We don’t trust them to speak for us. Furthermore, how, Mr. President, can you form a team of speakers for Africa without including in it health experts, geopoliticians, youth representatives, professionals of Africa’s narrative to name but a few.

Let’s face it: you’re too comfortable with the 4 you chose as you’re indeed one of them, a board serial member. And the AU commission validated your wrong choice out of inferiority complex as its bureaucrats are clueless when it comes to addressing this current multi-pronged  sanitary and economic crisis. They have fallen under the charm of the names aligned as they have done always even in their process of selecting those who should represent Africa within the continent.

I don’t want even to address the question of Africa’s debts and those frantic calls emanating from reckless venues and voices, like Macky SALL, for their cancellation. That would lead beyond the moral it causes to eliminating Africa from the capital markets and cast it into the ever beggar continent. And our debts forgivers would be delighted to take control of the commanding heights of our economies, our natural and Human Resources, in order to craft the 21st century African narrative to suit their own interests and agendas in a post Covid-19 world where new norms would be set by the empowered – not a weakened Africa!

There is another reason why we should reject the nomination of this group of four. Indeed, we don’t agree to see the same folks who threw their countries in the vicious debt cycle only to benefit from private financial commissions come back to cry for à cancellation owing to the current pandemic. This is an unethical money laundering drive on the back of the legitimate sentiments of our people.

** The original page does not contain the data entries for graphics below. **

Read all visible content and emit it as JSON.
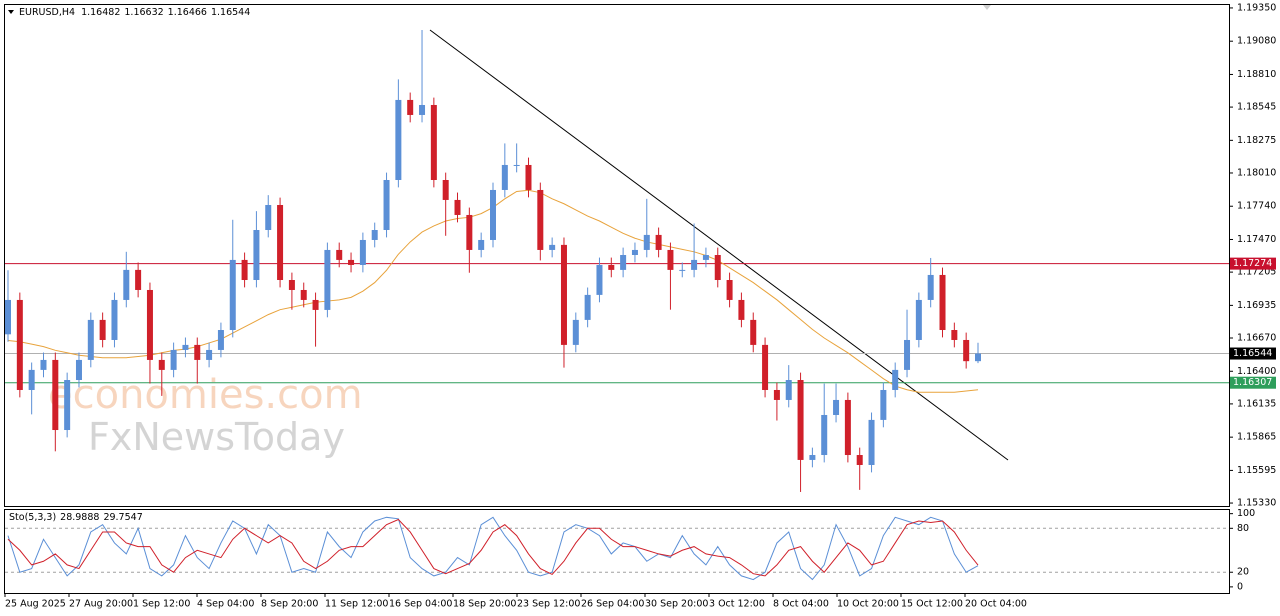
{
  "chart_data": {
    "type": "candlestick",
    "symbol": "EURUSD,H4",
    "up_color": "#5b8fd6",
    "down_color": "#d0202a",
    "open": [
      1.167,
      1.16979,
      1.16248,
      1.16411,
      1.16492,
      1.15923,
      1.16329,
      1.16492,
      1.16817,
      1.16654,
      1.16979,
      1.17223,
      1.1706,
      1.16492,
      1.16411,
      1.16573,
      1.16614,
      1.16492,
      1.16573,
      1.16735,
      1.17304,
      1.17141,
      1.17547,
      1.1775,
      1.17141,
      1.1706,
      1.16979,
      1.16898,
      1.17385,
      1.17304,
      1.17263,
      1.17466,
      1.17547,
      1.17953,
      1.18603,
      1.18481,
      1.18562,
      1.17953,
      1.17791,
      1.17669,
      1.17385,
      1.17466,
      1.17872,
      1.18075,
      1.18075,
      1.17872,
      1.17385,
      1.17426,
      1.16614,
      1.16817,
      1.1702,
      1.17263,
      1.17223,
      1.17344,
      1.17385,
      1.17507,
      1.17385,
      1.17223,
      1.17223,
      1.17304,
      1.17344,
      1.17141,
      1.16979,
      1.16817,
      1.16614,
      1.16248,
      1.16167,
      1.16329,
      1.1568,
      1.1572,
      1.16045,
      1.16167,
      1.1572,
      1.15639,
      1.16005,
      1.16248,
      1.16411,
      1.16654,
      1.16979,
      1.17182,
      1.16735,
      1.16654,
      1.16482
    ],
    "high": [
      1.1722,
      1.17039,
      1.16471,
      1.16552,
      1.16552,
      1.16389,
      1.16552,
      1.16877,
      1.16877,
      1.17039,
      1.1737,
      1.17283,
      1.1712,
      1.16552,
      1.16633,
      1.16674,
      1.16674,
      1.16633,
      1.16795,
      1.1763,
      1.17364,
      1.177,
      1.1783,
      1.1781,
      1.17201,
      1.1712,
      1.17039,
      1.17445,
      1.17445,
      1.17364,
      1.17526,
      1.17607,
      1.18013,
      1.1877,
      1.18663,
      1.19171,
      1.18622,
      1.18013,
      1.17851,
      1.17729,
      1.17526,
      1.17932,
      1.1825,
      1.1825,
      1.18135,
      1.17932,
      1.17486,
      1.17486,
      1.16877,
      1.1708,
      1.17323,
      1.17323,
      1.17404,
      1.17445,
      1.178,
      1.17567,
      1.17445,
      1.17283,
      1.176,
      1.17404,
      1.17404,
      1.17201,
      1.17039,
      1.16877,
      1.16674,
      1.16308,
      1.1645,
      1.16389,
      1.1578,
      1.163,
      1.163,
      1.16227,
      1.1578,
      1.16065,
      1.16308,
      1.16471,
      1.169,
      1.17039,
      1.1732,
      1.17242,
      1.16795,
      1.16714,
      1.16632
    ],
    "low": [
      1.1664,
      1.16188,
      1.1605,
      1.16351,
      1.1575,
      1.15863,
      1.16269,
      1.16432,
      1.16594,
      1.16594,
      1.16919,
      1.17,
      1.163,
      1.162,
      1.16351,
      1.16513,
      1.163,
      1.16432,
      1.16513,
      1.16675,
      1.17081,
      1.17081,
      1.17487,
      1.17081,
      1.169,
      1.16919,
      1.166,
      1.16838,
      1.17244,
      1.17203,
      1.17203,
      1.17406,
      1.17487,
      1.17893,
      1.18421,
      1.18421,
      1.17893,
      1.175,
      1.17609,
      1.172,
      1.17325,
      1.17406,
      1.17812,
      1.18015,
      1.17812,
      1.173,
      1.17325,
      1.1643,
      1.16554,
      1.16757,
      1.1696,
      1.17163,
      1.17163,
      1.17284,
      1.17325,
      1.17325,
      1.169,
      1.17163,
      1.17163,
      1.17244,
      1.17081,
      1.16919,
      1.16757,
      1.16554,
      1.16188,
      1.16,
      1.16107,
      1.1542,
      1.1562,
      1.1566,
      1.15985,
      1.1566,
      1.15437,
      1.15579,
      1.15945,
      1.16188,
      1.16351,
      1.16594,
      1.16919,
      1.16675,
      1.16594,
      1.16422,
      1.16466
    ],
    "close": [
      1.16979,
      1.16248,
      1.16411,
      1.16492,
      1.15923,
      1.16329,
      1.16492,
      1.16817,
      1.16654,
      1.16979,
      1.17223,
      1.1706,
      1.16492,
      1.16411,
      1.16573,
      1.16614,
      1.16492,
      1.16573,
      1.16735,
      1.17304,
      1.17141,
      1.17547,
      1.1775,
      1.17141,
      1.1706,
      1.16979,
      1.16898,
      1.17385,
      1.17304,
      1.17263,
      1.17466,
      1.17547,
      1.17953,
      1.18603,
      1.18481,
      1.18562,
      1.17953,
      1.17791,
      1.17669,
      1.17385,
      1.17466,
      1.17872,
      1.18075,
      1.18075,
      1.17872,
      1.17385,
      1.17426,
      1.16614,
      1.16817,
      1.1702,
      1.17263,
      1.17223,
      1.17344,
      1.17385,
      1.17507,
      1.17385,
      1.17223,
      1.17223,
      1.17304,
      1.17344,
      1.17141,
      1.16979,
      1.16817,
      1.16614,
      1.16248,
      1.16167,
      1.16329,
      1.1568,
      1.1572,
      1.16045,
      1.16167,
      1.1572,
      1.15639,
      1.16005,
      1.16248,
      1.16411,
      1.16654,
      1.16979,
      1.17182,
      1.16735,
      1.16654,
      1.16482,
      1.16544
    ],
    "ma": {
      "color": "#e8a33c",
      "values": [
        1.1665,
        1.1664,
        1.1662,
        1.166,
        1.1657,
        1.1655,
        1.1653,
        1.1652,
        1.1651,
        1.1651,
        1.1651,
        1.1652,
        1.1653,
        1.1655,
        1.1657,
        1.1658,
        1.166,
        1.1663,
        1.1666,
        1.1671,
        1.1676,
        1.1681,
        1.1686,
        1.169,
        1.1692,
        1.1694,
        1.1696,
        1.1697,
        1.1698,
        1.17,
        1.1705,
        1.1712,
        1.1722,
        1.1735,
        1.1745,
        1.1753,
        1.1758,
        1.1762,
        1.1764,
        1.1765,
        1.1768,
        1.1773,
        1.178,
        1.1786,
        1.1787,
        1.1785,
        1.178,
        1.1776,
        1.1771,
        1.1766,
        1.1762,
        1.1757,
        1.1752,
        1.1748,
        1.1745,
        1.1743,
        1.1741,
        1.1739,
        1.1737,
        1.1734,
        1.173,
        1.1724,
        1.1718,
        1.1712,
        1.1705,
        1.1698,
        1.169,
        1.1682,
        1.1674,
        1.1667,
        1.1661,
        1.1655,
        1.1648,
        1.1641,
        1.1634,
        1.1628,
        1.1625,
        1.1623,
        1.1623,
        1.1623,
        1.1623,
        1.1624,
        1.1625
      ]
    },
    "ylim": [
      1.15306,
      1.19382
    ],
    "yticks": [
      {
        "value": 1.1935,
        "label": "1.19350"
      },
      {
        "value": 1.1908,
        "label": "1.19080"
      },
      {
        "value": 1.1881,
        "label": "1.18810"
      },
      {
        "value": 1.18545,
        "label": "1.18545"
      },
      {
        "value": 1.18275,
        "label": "1.18275"
      },
      {
        "value": 1.1801,
        "label": "1.18010"
      },
      {
        "value": 1.1774,
        "label": "1.17740"
      },
      {
        "value": 1.1747,
        "label": "1.17470"
      },
      {
        "value": 1.17205,
        "label": "1.17205"
      },
      {
        "value": 1.16935,
        "label": "1.16935"
      },
      {
        "value": 1.1667,
        "label": "1.16670"
      },
      {
        "value": 1.164,
        "label": "1.16400"
      },
      {
        "value": 1.16135,
        "label": "1.16135"
      },
      {
        "value": 1.15865,
        "label": "1.15865"
      },
      {
        "value": 1.15595,
        "label": "1.15595"
      },
      {
        "value": 1.1533,
        "label": "1.15330"
      }
    ],
    "levels": [
      {
        "value": 1.17274,
        "color": "#c8102e",
        "label_background": "#c8102e"
      },
      {
        "value": 1.16544,
        "color": "#b0b0b0",
        "label_background": "#000000"
      },
      {
        "value": 1.16307,
        "color": "#2e9e5b",
        "label_background": "#2e9e5b"
      }
    ],
    "x_labels": [
      "25 Aug 2025",
      "27 Aug 20:00",
      "1 Sep 12:00",
      "4 Sep 04:00",
      "8 Sep 20:00",
      "11 Sep 12:00",
      "16 Sep 04:00",
      "18 Sep 20:00",
      "23 Sep 12:00",
      "26 Sep 04:00",
      "30 Sep 20:00",
      "3 Oct 12:00",
      "8 Oct 04:00",
      "10 Oct 20:00",
      "15 Oct 12:00",
      "20 Oct 04:00"
    ],
    "watermark": [
      "economies.com",
      "FxNewsToday"
    ],
    "stochastic": {
      "name": "Sto(5,3,3)",
      "ylim": [
        -7,
        105
      ],
      "yticks": [
        100,
        80,
        20,
        0
      ],
      "levels": [
        80,
        20
      ],
      "series": [
        {
          "color": "#5b8fd6",
          "values": [
            70,
            20,
            25,
            65,
            40,
            15,
            30,
            75,
            85,
            60,
            45,
            80,
            25,
            15,
            30,
            70,
            40,
            25,
            60,
            90,
            80,
            45,
            85,
            70,
            20,
            25,
            20,
            75,
            55,
            40,
            75,
            90,
            95,
            93,
            40,
            25,
            15,
            20,
            40,
            30,
            85,
            95,
            70,
            50,
            20,
            15,
            20,
            75,
            85,
            80,
            70,
            45,
            60,
            55,
            35,
            45,
            40,
            70,
            45,
            30,
            55,
            30,
            15,
            10,
            20,
            60,
            75,
            25,
            10,
            30,
            85,
            55,
            15,
            25,
            70,
            95,
            90,
            85,
            95,
            90,
            45,
            20,
            28.9888
          ]
        },
        {
          "color": "#d0202a",
          "values": [
            65,
            50,
            30,
            35,
            45,
            30,
            25,
            50,
            75,
            75,
            60,
            55,
            55,
            30,
            20,
            40,
            50,
            45,
            40,
            65,
            80,
            70,
            60,
            70,
            60,
            35,
            25,
            35,
            50,
            55,
            55,
            70,
            85,
            92,
            75,
            50,
            25,
            18,
            25,
            32,
            50,
            75,
            85,
            70,
            45,
            25,
            17,
            35,
            60,
            80,
            80,
            65,
            55,
            55,
            50,
            45,
            42,
            50,
            55,
            45,
            42,
            40,
            30,
            18,
            15,
            30,
            50,
            55,
            35,
            20,
            40,
            60,
            50,
            30,
            35,
            60,
            85,
            90,
            88,
            90,
            75,
            50,
            29.7547
          ]
        }
      ]
    }
  }
}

That is another ploy to exploit a bad situation in order to cover past private crimes.

So today, President Ramaphosa, I am calling you to rescind your decision to set this gang of 4 as they represent the worst we should be projecting now at a time of reinvention not of empowering the same old fellows.

Stop this nonsense, please ! We are not amused nor in a mood to subcontract our voice to whomsoever just on the ground of their names recognition through those shady boards or power corridors. Bring the debate in a democratic and open way, not a seclusive one.

 

**Adama Gaye, à political refugee from Senegal is an author and analyst on African affairs.

Cairo, April 24th, 2020

Ps: The Gang of 4 became a famous concept after Mao’s wife formed it to control China while her husband was in his deathbed…It was dismantled in 1976.